Apesar de não ter álcool, o efeito era de leve embriaguez, por isso era chamado de vinho de gato.
'Um vinho que não é vinho?' Chu Qiguang pensou nas tensões entre humanos e criaturas, e percebeu que dificilmente alguém faria vinho de erva-dos-gatos para gatos de rua. Lin Nan viu uma oportunidade, trocando vinho barato por ratos, usando a carne de rato para fazer bolinhos de carne e vendê-los como carne de porco.
No fim, era como transformar a erva-dos-gatos, comum na natureza, em valor de mercado equivalente ao porco.
Pensando na cadeia de Lin Nan, embora rudimentar, era uma raridade naquele tempo.
Chu Qiguang não pôde evitar admirar: 'Um profissional.'
'Não sou o único neste mundo a enxergar valor nos demônios.'
Ao saber que os gatos só queriam vinho de erva-dos-gatos, e confirmando com Jorge que era inofensivo, Chu Qiguang fez um gesto, dizendo mentalmente: "Diga a eles que também podemos fabricar vinho de gato."
Então Jorge anunciou: "Nós também podemos fabricar vinho de gato para vocês."
Lulu, a malhada, retrucou: "Só eu acho que ele está tentando nos enganar? Quem garante que sabe fazer vinho de gato, e se for falso?"
Jorge cerrou os dentes: "Podemos preparar uma amostra para vocês experimentarem."
Lulu inclinou a cabeça: "Sério? Não acredito."
Jorge explicou: "Não é isso... Queremos apenas oferecer um lugar onde vocês possam trocar vinho de gato com estabilidade."
Arroz Branco gritou: "Acha que não podemos conseguir vinho de gato sozinhos? Está nos subestimando?"
Lulu respondeu: "Nunca preparei vinho de gato, mas vi Lin Nan fazer, parece fácil. Acho que podemos fazer também."

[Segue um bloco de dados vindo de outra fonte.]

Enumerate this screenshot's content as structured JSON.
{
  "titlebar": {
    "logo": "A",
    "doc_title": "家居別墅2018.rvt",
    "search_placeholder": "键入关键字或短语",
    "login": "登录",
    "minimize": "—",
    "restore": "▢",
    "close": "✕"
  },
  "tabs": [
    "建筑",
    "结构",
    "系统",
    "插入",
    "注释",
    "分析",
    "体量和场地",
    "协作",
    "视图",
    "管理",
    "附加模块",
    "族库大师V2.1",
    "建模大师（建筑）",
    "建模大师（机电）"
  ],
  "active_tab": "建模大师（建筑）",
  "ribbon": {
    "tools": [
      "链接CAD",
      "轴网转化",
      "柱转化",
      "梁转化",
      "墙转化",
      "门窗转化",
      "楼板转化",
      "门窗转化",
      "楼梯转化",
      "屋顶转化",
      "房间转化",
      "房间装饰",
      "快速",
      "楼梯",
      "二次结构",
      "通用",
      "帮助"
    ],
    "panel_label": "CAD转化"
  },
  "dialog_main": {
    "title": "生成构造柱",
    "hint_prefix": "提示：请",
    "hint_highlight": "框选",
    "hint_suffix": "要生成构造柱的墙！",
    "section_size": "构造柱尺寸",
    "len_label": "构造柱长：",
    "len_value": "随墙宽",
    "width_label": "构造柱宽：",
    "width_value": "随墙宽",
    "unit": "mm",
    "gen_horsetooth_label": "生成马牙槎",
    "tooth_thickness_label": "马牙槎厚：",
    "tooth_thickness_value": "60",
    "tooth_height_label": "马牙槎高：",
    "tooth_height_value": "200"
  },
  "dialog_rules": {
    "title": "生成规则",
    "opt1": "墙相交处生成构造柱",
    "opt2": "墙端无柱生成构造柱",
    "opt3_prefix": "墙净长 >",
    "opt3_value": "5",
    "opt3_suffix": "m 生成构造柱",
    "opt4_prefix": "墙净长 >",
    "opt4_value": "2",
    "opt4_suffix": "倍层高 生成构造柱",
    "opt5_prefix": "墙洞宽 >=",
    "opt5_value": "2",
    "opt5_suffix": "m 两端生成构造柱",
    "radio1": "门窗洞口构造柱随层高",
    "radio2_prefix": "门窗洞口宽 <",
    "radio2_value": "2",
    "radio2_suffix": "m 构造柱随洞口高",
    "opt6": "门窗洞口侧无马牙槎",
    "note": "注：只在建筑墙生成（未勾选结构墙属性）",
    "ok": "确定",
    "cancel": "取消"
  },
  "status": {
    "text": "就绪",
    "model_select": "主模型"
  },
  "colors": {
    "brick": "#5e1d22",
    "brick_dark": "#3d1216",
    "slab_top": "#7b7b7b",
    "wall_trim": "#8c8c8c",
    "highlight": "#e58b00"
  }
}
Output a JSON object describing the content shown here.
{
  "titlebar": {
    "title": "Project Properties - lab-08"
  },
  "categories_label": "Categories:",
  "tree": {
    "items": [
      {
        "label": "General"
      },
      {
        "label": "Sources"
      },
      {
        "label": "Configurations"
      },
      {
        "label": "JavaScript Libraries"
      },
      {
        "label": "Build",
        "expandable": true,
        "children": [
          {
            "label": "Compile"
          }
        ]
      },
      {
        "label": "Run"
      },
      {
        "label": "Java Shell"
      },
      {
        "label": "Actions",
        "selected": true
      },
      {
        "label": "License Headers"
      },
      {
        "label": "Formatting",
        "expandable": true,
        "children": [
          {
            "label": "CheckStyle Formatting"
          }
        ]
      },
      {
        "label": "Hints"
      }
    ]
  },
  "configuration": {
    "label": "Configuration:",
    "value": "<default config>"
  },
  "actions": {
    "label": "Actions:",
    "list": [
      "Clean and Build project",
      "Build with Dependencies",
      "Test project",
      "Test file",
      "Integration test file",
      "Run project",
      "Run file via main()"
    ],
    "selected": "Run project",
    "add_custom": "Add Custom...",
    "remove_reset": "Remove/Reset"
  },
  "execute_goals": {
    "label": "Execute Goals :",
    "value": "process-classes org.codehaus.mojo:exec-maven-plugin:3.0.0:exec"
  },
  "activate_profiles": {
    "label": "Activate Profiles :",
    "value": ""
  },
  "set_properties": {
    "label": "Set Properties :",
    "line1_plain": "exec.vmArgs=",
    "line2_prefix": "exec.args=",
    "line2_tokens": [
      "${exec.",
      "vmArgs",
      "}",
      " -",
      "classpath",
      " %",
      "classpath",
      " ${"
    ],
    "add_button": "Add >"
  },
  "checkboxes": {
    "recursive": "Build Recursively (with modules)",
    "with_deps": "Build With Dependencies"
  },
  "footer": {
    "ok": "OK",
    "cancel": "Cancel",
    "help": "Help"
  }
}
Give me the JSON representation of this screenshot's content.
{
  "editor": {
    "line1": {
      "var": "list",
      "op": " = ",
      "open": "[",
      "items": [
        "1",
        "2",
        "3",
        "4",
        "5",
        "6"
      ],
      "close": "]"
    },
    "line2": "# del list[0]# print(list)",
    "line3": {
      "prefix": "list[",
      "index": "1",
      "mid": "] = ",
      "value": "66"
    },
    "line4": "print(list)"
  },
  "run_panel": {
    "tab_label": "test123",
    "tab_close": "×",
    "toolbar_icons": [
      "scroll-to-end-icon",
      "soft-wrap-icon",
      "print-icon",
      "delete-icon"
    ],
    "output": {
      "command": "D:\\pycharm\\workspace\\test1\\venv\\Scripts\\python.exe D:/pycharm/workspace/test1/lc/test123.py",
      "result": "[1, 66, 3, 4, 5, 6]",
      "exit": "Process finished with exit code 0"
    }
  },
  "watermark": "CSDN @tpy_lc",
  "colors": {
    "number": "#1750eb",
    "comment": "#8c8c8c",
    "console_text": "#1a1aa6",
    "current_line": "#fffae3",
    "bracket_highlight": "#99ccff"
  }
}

Jorge suspirou: "Não estou subestimando vocês, só quero que quem quiser vinho de gato possa conseguir sempre."
Lulu olhou de lado: "Então quem não bebe vinho de gato você ignora?"
Arroz Branco saltou para o muro e provocou: "Está discriminando os gatos que não podem beber?"
Lulu gritou: "Será que alguém acha que todos os demônios felinos precisam beber vinho de gato? Você não vai se apegar à cultura de beber dos humanos, vai?"